Pourquoi se sont-ils rassemblés ?

Ces quelques centaines de personnes se sont rassemblées pour célébrer le 29e anniversaire de la mort, d'un jeune militant d'extrême droite. Cette manifestation a lieu chaque année en mémoire de Sébastien Deyzieu, proche de l'ex-GUD, décédé en 1994 après avoir glissé d'un toit rue des Chartreux, lors d'une manifestation "contre l'impérialisme américain" qui avait été interdite par la préfecture de police. Quelque 400 personnes s'étaient à l'époque rassemblées à l'appel des groupes d'extrême droite "Union des étudiants d'Assas" et "Jeunesses nationalistes révolutionnaires".

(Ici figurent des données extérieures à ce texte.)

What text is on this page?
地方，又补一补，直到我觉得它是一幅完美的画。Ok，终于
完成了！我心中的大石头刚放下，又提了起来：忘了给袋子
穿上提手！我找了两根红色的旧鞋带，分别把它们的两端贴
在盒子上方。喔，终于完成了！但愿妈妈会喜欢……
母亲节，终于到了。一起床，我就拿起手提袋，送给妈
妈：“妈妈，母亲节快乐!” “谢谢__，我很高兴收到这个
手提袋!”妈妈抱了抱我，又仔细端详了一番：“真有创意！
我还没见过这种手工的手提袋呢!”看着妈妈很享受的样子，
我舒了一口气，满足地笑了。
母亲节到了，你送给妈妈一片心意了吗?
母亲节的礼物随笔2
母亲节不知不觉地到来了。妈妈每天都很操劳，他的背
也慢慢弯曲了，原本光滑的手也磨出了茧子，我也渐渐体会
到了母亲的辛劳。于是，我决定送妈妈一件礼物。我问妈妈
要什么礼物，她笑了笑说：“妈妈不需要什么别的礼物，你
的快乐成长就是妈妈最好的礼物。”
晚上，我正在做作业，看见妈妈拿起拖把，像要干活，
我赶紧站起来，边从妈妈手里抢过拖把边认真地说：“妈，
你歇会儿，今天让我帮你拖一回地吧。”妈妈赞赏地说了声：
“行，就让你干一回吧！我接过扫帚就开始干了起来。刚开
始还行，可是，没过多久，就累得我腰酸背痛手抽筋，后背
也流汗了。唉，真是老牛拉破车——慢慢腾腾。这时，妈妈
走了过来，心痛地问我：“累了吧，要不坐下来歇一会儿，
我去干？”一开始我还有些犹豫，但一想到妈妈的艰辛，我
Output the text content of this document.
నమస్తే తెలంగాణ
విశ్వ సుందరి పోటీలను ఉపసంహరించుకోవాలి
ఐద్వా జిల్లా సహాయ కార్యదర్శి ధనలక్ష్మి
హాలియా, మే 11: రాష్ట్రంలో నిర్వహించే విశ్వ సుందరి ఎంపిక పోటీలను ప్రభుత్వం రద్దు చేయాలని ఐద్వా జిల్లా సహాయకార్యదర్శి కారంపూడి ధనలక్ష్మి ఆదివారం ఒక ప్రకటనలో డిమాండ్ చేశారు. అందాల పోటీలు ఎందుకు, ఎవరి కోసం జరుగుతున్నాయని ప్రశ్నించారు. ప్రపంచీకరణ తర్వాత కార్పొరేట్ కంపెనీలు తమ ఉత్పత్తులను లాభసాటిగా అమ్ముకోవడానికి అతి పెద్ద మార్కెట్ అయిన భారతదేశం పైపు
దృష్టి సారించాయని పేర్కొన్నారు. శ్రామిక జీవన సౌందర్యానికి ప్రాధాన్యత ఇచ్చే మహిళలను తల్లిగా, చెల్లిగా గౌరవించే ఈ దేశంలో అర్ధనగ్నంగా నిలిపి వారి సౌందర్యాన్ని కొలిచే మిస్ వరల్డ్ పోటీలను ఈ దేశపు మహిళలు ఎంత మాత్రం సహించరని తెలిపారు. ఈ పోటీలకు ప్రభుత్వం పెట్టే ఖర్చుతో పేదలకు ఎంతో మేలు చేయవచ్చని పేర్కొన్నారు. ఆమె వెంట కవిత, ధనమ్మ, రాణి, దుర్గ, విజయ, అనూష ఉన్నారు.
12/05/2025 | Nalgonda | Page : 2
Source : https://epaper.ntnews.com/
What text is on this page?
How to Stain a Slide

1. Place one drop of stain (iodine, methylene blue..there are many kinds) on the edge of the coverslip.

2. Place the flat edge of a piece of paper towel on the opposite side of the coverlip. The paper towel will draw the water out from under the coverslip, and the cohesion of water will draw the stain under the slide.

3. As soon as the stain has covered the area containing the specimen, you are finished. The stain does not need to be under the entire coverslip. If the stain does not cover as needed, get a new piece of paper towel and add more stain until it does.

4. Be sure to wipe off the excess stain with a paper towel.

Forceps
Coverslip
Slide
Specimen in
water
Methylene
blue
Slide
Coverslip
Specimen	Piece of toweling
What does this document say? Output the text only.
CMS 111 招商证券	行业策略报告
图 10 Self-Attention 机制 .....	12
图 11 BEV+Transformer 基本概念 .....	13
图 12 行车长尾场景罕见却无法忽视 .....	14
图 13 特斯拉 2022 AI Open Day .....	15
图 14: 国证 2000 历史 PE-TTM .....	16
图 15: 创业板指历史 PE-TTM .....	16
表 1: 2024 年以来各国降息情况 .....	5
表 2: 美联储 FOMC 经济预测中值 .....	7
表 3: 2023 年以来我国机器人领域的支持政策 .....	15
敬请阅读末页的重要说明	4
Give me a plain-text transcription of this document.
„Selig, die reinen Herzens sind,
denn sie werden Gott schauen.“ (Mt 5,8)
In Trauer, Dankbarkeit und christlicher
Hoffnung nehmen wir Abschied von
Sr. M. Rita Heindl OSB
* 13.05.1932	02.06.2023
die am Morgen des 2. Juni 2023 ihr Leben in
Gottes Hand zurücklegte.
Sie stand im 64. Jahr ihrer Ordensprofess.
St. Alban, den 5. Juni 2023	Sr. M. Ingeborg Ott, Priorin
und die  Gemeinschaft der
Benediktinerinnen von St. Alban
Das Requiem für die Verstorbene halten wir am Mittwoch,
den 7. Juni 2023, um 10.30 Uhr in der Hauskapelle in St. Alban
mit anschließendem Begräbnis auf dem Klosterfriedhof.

Une banderole "Sébastien Présent" a été affiché durant la manifestation samedi 6 mai à Paris.
Une banderole "Sébastien Présent" a été affiché durant la manifestation samedi 6 mai à Paris.
© AFP - Emmanuel DUNAND

Les participants ont défilé samedi dans le VIe arrondissement de Paris derrière la banderole noire "Sébastien présent" et la manifestation avait pour point d'arrivée la rue des Chartreux où une gerbe à été déposée. D'après l'AFP, les personnes présentes ont refusé de répondre aux questions de son journaliste, et l'atmosphère était hostile à la presse. Mediapart ajoute également qu'Axel Loustau "a tenté d’intimider" son photographe présent sur place.

La manifestation était-elle autorisée ?

Oui, elle a été autorisée par la préfecture de police, qui s'est d'ailleurs justifiée ce lundi dans un communiqué. Elle indique tout d'abord qu'une "déclaration" a été déposée "le 7 mars 2023, respectant en cela les obligations de l’article L. 211-1 du code de la sécurité intérieure".

La préfecture ajoute que "dans la mesure où cette manifestation n’avait occasionné, les années précédentes, aucun débordement ou trouble à l’ordre public, le préfet de police n’était pas fondé à prendre un arrêté d’interdiction à son encontre." Il est également précisé que cette manifestation "a fait l’objet d’un encadrement adapté par les forces de l’ordre, pour éviter tout risque de débordement ou d’affrontements." Un arrêté du préfet de police de Paris avait autorisé l'enregistrement d'images par drones, lors de cette manifestation, afin de "prévenir les atteintes à la sécurité des personnes et des biens ".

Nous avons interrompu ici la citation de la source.